Vous êtes devenu empresa* des arènes d’Arles. Comment arrivez-vous à jongler entre vos rôles de matador et d’empresa ?

Ce qui me passionne le plus, c’est de toréer. C’est ce que j’aime le plus au monde, être devant les taureaux avec une cape et une muleta. L’opportunité de devenir empresa des arènes d’Arles s’est présentée à moi et je ne pouvais pas la refuser. Être à la tête des arènes de ma ville faisait partie de mes rêves. Grâce à l’équipe qui m’entoure, formée de ma sœur Lola, d’Alain Lartigue et de François Cordier  je peux mener les deux de front. Le seul changement réside dans le fait que je commence ma saison plus tardivement. Nous devons préparer la Feria de Pâques dès la fin de la saison précédente et il est vrai que cela prend beaucoup de temps. Mais même pendant cette période, je n’arrête pas de m’entraîner. Je prends cette nouvelle responsabilité avec calme et sérieux. Je crois que nous avons mis sur pied deux ferias très intéressantes, du goût du public qui a répondu massivement. J’en suis très satisfait. J’apprends beaucoup de choses et je sais que nous pouvons compter sur l’expérience de mon père et de mon oncle qui ont dirigé les Arènes d’Arles pendant 17 ans.
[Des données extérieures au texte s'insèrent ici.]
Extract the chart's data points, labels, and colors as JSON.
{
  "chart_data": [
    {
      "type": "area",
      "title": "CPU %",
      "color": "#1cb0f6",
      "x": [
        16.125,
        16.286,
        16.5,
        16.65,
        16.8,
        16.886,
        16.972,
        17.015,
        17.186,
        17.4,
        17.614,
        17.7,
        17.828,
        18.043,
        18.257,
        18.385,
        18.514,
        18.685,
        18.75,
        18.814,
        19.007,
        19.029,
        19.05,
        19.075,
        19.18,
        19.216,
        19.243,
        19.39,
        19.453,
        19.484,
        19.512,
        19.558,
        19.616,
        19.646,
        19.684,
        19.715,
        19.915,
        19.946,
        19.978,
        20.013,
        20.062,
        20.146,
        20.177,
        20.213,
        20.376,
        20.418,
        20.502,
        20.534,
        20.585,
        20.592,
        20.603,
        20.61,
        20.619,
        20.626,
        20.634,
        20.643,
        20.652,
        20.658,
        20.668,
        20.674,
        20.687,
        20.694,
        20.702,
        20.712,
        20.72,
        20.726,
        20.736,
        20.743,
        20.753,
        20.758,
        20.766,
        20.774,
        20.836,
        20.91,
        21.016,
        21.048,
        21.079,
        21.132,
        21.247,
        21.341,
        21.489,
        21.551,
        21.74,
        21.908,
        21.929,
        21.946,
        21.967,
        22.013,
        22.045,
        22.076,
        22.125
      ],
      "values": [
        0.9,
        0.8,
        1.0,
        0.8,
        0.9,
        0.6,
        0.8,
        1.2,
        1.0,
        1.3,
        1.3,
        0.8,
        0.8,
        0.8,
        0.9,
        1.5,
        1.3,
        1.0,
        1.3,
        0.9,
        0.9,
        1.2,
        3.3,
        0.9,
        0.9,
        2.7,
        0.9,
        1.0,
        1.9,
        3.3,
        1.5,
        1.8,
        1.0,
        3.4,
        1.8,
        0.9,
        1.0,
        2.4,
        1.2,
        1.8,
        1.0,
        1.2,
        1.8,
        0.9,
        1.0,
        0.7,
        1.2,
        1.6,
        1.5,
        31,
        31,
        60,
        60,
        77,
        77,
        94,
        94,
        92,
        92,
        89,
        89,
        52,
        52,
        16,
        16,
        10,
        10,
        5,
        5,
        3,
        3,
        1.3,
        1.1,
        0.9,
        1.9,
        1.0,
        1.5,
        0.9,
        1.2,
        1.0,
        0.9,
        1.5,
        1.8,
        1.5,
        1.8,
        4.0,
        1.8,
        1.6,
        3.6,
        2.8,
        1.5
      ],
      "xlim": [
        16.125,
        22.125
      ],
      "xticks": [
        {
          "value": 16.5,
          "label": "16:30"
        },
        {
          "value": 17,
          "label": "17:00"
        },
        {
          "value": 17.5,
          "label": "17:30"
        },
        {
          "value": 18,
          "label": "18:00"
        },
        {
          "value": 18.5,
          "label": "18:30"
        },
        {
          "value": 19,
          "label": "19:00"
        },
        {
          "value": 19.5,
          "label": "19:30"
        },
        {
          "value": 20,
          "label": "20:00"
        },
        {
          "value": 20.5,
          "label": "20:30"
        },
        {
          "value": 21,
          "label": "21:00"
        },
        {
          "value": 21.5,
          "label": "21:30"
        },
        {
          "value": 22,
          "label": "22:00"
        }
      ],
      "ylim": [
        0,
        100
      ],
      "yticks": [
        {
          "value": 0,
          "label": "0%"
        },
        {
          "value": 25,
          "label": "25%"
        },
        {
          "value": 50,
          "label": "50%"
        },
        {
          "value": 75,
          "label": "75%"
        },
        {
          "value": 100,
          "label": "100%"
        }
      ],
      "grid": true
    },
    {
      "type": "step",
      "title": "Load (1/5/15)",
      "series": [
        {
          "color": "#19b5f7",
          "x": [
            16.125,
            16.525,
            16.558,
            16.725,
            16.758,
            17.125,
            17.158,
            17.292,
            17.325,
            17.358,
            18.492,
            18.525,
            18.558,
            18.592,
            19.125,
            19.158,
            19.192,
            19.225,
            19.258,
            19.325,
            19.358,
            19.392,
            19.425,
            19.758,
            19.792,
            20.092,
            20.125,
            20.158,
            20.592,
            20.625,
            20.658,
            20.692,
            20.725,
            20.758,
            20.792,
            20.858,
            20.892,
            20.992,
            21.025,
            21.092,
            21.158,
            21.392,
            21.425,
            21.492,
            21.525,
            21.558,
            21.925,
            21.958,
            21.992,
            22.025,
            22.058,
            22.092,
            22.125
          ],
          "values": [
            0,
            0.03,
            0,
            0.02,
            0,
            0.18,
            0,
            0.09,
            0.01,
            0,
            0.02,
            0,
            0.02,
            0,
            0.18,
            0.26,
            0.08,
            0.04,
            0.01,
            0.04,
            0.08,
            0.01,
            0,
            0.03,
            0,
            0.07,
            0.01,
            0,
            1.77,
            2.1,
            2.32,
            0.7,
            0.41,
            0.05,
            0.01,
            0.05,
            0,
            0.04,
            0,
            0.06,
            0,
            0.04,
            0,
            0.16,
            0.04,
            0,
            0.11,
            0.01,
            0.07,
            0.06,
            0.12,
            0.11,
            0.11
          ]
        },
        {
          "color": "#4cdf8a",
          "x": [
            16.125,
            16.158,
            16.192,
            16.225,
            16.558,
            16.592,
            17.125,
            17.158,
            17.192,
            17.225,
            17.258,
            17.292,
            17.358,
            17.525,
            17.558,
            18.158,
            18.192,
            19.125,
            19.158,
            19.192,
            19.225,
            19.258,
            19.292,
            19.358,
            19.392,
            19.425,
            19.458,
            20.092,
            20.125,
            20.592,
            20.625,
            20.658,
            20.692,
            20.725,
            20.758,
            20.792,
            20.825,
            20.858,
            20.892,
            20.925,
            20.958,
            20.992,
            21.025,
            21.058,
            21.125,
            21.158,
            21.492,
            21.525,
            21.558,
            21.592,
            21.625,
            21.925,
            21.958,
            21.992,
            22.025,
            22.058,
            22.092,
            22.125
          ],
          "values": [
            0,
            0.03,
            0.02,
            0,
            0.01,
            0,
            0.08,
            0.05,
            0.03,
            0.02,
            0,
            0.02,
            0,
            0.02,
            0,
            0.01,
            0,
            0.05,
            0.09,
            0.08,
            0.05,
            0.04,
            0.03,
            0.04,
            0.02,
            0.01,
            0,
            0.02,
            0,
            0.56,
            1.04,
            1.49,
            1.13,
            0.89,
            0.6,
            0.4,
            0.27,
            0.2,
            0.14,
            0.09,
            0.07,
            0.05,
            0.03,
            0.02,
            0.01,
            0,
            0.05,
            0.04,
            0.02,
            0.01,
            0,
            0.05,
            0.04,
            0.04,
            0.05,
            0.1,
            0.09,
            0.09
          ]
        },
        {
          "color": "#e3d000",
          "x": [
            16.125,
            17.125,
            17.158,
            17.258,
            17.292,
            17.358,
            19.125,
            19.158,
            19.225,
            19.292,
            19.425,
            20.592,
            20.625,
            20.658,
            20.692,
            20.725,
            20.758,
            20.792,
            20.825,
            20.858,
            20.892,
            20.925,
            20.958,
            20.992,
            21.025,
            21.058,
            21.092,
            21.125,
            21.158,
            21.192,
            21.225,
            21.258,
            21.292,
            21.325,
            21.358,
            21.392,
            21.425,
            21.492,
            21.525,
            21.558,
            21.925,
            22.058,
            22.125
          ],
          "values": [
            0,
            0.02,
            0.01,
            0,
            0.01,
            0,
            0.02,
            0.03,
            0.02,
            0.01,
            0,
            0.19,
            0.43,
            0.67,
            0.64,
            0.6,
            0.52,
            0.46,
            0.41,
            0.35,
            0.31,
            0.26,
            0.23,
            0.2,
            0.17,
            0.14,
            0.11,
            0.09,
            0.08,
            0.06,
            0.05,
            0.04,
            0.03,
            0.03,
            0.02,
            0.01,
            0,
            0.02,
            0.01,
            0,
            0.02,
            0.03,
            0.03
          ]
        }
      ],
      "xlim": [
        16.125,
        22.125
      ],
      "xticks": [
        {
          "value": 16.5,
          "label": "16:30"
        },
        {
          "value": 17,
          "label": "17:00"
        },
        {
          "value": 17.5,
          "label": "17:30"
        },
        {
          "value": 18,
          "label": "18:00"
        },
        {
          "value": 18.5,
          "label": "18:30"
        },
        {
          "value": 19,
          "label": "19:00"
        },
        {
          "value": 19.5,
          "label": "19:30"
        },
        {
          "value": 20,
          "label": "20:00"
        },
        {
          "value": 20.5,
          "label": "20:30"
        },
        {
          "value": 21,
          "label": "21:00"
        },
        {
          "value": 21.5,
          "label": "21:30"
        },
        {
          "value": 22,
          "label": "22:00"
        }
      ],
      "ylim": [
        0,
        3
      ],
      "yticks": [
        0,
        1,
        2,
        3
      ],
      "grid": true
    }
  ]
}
Quel regard portez-vous sur les anti-corridas ?

Ce sont des personnes qui ne prennent pas la peine d’essayer de comprendre notre passion, notre culture et nos traditions. Elles sont assez fermées et courtes d’esprit. C’est dommage car elles passent à côté de choses importantes de la vie. Mais il faut rester vigilant et se battre pour notre liberté.